The Journal of Bone and Joint Surgery (American). 2006;88:159-169.
doi:10.2106/JBJS.F.00319
© 2006 The Journal of Bone and Joint Surgery, Inc.
Arthroscopic Osseous Bankart Repair for Chronic Recurrent Traumatic Anterior Glenohumeral Instability
Surgical Technique
Hiroyuki Sugaya, MD1,
Joji Moriishi, MD1,
Izumi Kanisawa, MD1 and
Akihiro Tsuchiya, MD1
1 Funabashi Orthopaedic Sports Medicine Center, 1-833 Hazama, Funabashi, Chiba
2740822, Japan. E-mail address for H. Sugaya:
hsugaya{at}nifty.com
Investigation performed at the Funabashi Orthopaedic Sports Medicine
Center, Funabashi, Chiba, and the Department of Orthopaedic Surgery, Kawatetsu
Chiba Hospital, Chiba, Japan
The original scientific article in which the surgical technique was
presented was published in JBJS Vol. 87-A, pp. 1752-1760, August 2005
The authors did not receive grants or outside funding in support of their
research for or preparation of this manuscript. They did not receive payments
or other benefits or a commitment or agreement to provide such benefits from a
commercial entity. No commercial entity paid or directed, or agreed to pay or
direct, any benefits to any research fund, foundation, educational
institution, or other charitable or nonprofit organization with which the
authors are affiliated or associated.
The line drawings in this article are the work of Joanne Haderer
Müller of Haderer & Müller
(biomedart{at}haderermuller.com).
BACKGROUND:
A chronic osseous Bankart lesion has traditionally been treated with
soft-tissue repair and/or open bone-grafting for a large glenoid defect. We
developed an arthroscopic method of osseous reconstruction of the glenoid
without bone-grafting.
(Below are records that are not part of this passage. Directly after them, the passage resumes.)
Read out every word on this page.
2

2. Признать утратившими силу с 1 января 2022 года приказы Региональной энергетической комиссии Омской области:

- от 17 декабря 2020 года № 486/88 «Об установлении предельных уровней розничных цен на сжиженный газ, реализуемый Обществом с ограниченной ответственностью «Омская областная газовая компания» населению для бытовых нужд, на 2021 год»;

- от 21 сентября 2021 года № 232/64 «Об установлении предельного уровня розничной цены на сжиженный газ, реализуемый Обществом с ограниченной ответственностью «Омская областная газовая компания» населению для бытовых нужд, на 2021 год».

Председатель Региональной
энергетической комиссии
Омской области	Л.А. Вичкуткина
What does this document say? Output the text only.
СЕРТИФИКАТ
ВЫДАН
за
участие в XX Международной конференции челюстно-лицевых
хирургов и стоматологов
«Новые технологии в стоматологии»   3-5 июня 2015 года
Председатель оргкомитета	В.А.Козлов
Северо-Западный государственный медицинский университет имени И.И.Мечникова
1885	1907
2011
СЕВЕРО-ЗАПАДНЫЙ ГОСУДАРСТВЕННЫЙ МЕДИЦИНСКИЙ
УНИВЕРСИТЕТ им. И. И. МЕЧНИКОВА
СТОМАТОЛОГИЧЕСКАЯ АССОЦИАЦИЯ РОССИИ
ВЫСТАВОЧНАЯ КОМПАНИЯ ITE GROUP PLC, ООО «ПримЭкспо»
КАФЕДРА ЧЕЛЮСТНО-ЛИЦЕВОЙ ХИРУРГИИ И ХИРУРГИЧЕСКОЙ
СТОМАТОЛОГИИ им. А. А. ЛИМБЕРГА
The purpose of this study was to evaluate the
postoperative outcomes of our technique for chronic recurrent traumatic
anterior glenohumeral instability.
METHODS:
A consecutive series of forty-two shoulders in forty-one patients with
chronic recurrent traumatic glenohumeral instability underwent an arthroscopic
osseous Bankart repair. All shoulders were evaluated preoperatively with
three-dimensionally reconstructed computed tomography, which confirmed an
osseous fragment at the anteroinferior portion of the glenoid. The average
bone loss in the glenoid was 24.8% (range, 11.4% to 38.6%), and the average
fragment size was 9.2% (range, 2.1% to 20.9%) of the glenoid fossa. In all
shoulders, a displaced osseous fragment, firmly attached to the
labroligamentous complex, was separated from the glenoid neck before reduction
and fixation in the optimal position with use of suture anchors. All patients
were assessed with use of the scoring systems of Rowe et al. and the
University of California at Los Angeles preoperatively and at the final
evaluation.
RESULTS:
The mean duration of follow-up was thirty-four months. At that time,
thirty-nine of the forty-two shoulders were rated as having a good or
excellent result. The mean Rowe score improved from 33.6 points preoperatively
to 94.3 points postoperatively (p < 0.01). The mean score on the University
of California at Los Angeles system improved from 20.5 points preoperatively
to 33.6 points at the final evaluation (p < 0.01). The average passive
external rotation was 75° with the arm at the side and 93° with the
arm at 90° of abduction. Two patients had a reinjury. Eventually,
thirty-five of thirty-seven patients who were active participants in sports
returned to the sport they had played before the injury.
CONCLUSIONS:
Arthroscopic osseous Bankart repair with use of suture anchors yields a
successful outcome even in shoulders with a chronic large glenoid defect.